Art lived. It breathed. It bestowed something on the world with every tiny gesture. What voice I could muster and scream into the night, that would be my contribution. No matter how few people ever heard my art, bringing it into the world was an act of compassion. It took humanity a step further from our worst instincts. And that was always worth the time and dedication. My commitment to me was that whatever I created, it would be mine, born of me, my experience, my blood, my spirit. That’s what I had to value, me. Music, words, and a willingness to be on display, to perform and demonstrate the abilities of a blind man could be my own reason to believe.
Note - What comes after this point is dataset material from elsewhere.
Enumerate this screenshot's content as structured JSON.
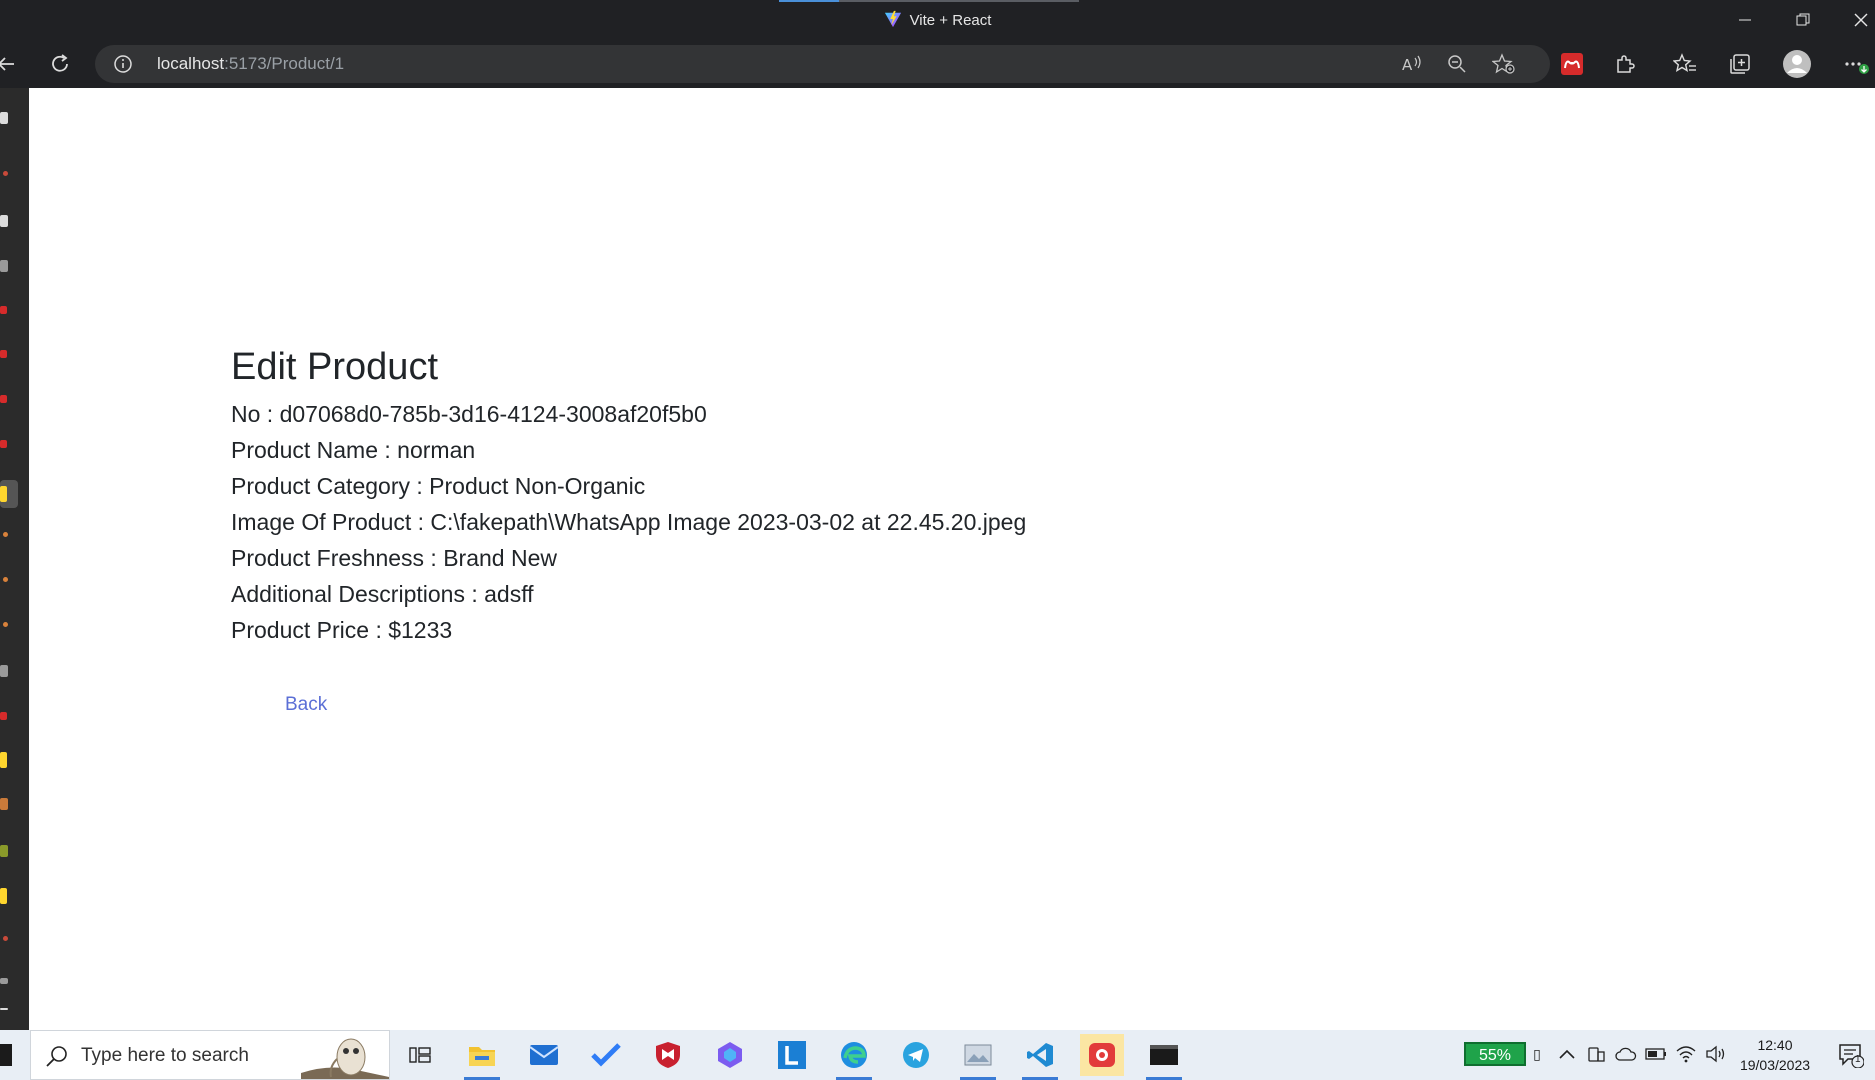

They had to be. My creation: art, connection, the universal bonds of humanity, love. Love, love, love. Let that be what I conjure. Light cast to you from here in the dark.


A graduate of Berea College, T. Jeremy Smith worked for several years with a non-profit organization serving the Appalachian region. Diagnosed with a degenerative retinal disease at age 10, Smith has written about his journey from sight loss to mental health professional with all the mini pitfalls in between. “More Than Music” is an excerpt from that memoir-in-progress, Brave the Night.